The default value of a bool is changed in the first call, but in the second the default value is used and is correct according to the function signature. So bool and other simple, primitive types are safe.

dict

from typing import List

def add(a: int, b: int, values: List[int] = [], d: dict = {}):
    values.append(a)
    values.append(b)

    if sum(values) == 2:
        d["bool"] = True

    return sum(values), d

print("1+1 = {}".format(add(1, 1)))
print("1+1 = {}".format(add(1, 1)))

# Output

# 1+1 = (2, {'bool': True})
# 1+1 = (4, {'bool': True})

The dict type is changed in the first call and this changed value persists across multiple calls. So empty dictionaries must not be used.

Mutliple Functions and Methods

Each unique function signature is evaluated separately and therefore results in a different object. For example, the default value in the two functions add and subtract below are not connected together. Individual function suffer the problem, but it does not cross functions.

from typing import List

def add(a: int, b: int, values: List[int] = [], d: dict = {}):
    values.append(a)
    values.append(b)

    if sum(values) == 2:
        d["add"] = True

    return sum(values), d

def subtract(a: int, b: int, values: List[int] = [], d: dict = {}):
    values.append(-a)
    values.append(-b)

    if sum(values) == -2:
        d["sub"] = True

    return sum(values), d

print(" 1+1 = {}".format(add(1, 1)))
print(" 1+1 = {}".format(add(1, 1)))

print("-1-1 = {}".format(subtract(1, 1)))
print("-1-1 = {}".format(subtract(1, 1)))

# Output

#  1+1 = (2, {'add': True})
#  1+1 = (4, {'add': True})
# -1-1 = (-2, {'sub': True})
# -1-1 = (-4, {'sub': True})

If there were a problem here, the dictionary value from the first subtract would have an add key with the value True.

The Solution

The solution here is to never use mutable values as default arguments. Always stick with None (An immutable object) or else Tuples. For example our earlier function signature could be changed to have values set as a tuple.

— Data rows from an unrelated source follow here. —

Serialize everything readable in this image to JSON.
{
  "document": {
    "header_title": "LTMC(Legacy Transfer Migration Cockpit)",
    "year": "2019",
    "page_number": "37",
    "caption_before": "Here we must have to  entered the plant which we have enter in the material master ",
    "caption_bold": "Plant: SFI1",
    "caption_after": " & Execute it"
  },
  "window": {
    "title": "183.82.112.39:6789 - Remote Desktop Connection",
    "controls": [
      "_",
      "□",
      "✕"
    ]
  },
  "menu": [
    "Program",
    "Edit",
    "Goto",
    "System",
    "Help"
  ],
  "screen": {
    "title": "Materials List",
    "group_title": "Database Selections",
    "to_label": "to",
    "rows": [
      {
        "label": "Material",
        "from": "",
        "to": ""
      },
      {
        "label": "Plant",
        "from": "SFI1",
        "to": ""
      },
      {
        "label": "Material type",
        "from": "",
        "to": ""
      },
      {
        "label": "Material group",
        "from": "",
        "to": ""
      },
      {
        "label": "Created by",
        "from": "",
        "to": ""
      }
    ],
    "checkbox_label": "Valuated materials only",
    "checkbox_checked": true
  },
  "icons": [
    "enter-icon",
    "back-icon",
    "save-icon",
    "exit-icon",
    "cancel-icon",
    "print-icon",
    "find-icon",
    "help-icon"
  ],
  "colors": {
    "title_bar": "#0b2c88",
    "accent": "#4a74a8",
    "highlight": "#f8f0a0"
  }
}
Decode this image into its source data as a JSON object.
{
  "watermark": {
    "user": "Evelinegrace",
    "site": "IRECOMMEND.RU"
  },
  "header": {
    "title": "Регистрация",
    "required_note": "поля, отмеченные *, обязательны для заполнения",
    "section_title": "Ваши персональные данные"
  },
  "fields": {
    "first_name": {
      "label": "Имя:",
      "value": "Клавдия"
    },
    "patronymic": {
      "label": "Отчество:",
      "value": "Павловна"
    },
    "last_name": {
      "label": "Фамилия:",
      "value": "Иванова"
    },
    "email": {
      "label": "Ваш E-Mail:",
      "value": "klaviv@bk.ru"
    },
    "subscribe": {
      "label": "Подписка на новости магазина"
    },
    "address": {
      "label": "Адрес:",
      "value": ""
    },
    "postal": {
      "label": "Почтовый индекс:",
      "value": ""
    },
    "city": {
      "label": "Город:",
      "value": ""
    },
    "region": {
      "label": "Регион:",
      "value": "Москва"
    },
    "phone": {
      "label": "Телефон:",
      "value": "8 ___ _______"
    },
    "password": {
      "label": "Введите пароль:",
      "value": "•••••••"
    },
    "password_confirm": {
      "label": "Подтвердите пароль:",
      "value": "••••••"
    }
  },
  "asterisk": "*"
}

Tuples are however immutable, so our function would also have to change in order to have the original functionality:

def add(a: int, b: int, values: tuple = ()):
    values = list(values)
    values.append(a)
    values.append(b)
    return sum(values)

print("1+1 = {}".format(add(1, 1)))
print("1+1 = {}".format(add(1, 1)))

# Output

# 1+1 = 2
# 1+1 = 2

Sticking with None is my typical favourite because we can explicitly test for None in a Pythonic way within the function with if values is not None:. But, this can add more lines of code to the start of our function than the immutable tuple method.

This whole problem is why you see many libraries starting to move to tuples and/or None as default arguments.

Keep your eyes peeled for these problematic default arguments! Otherwise one day they'll bite you hard.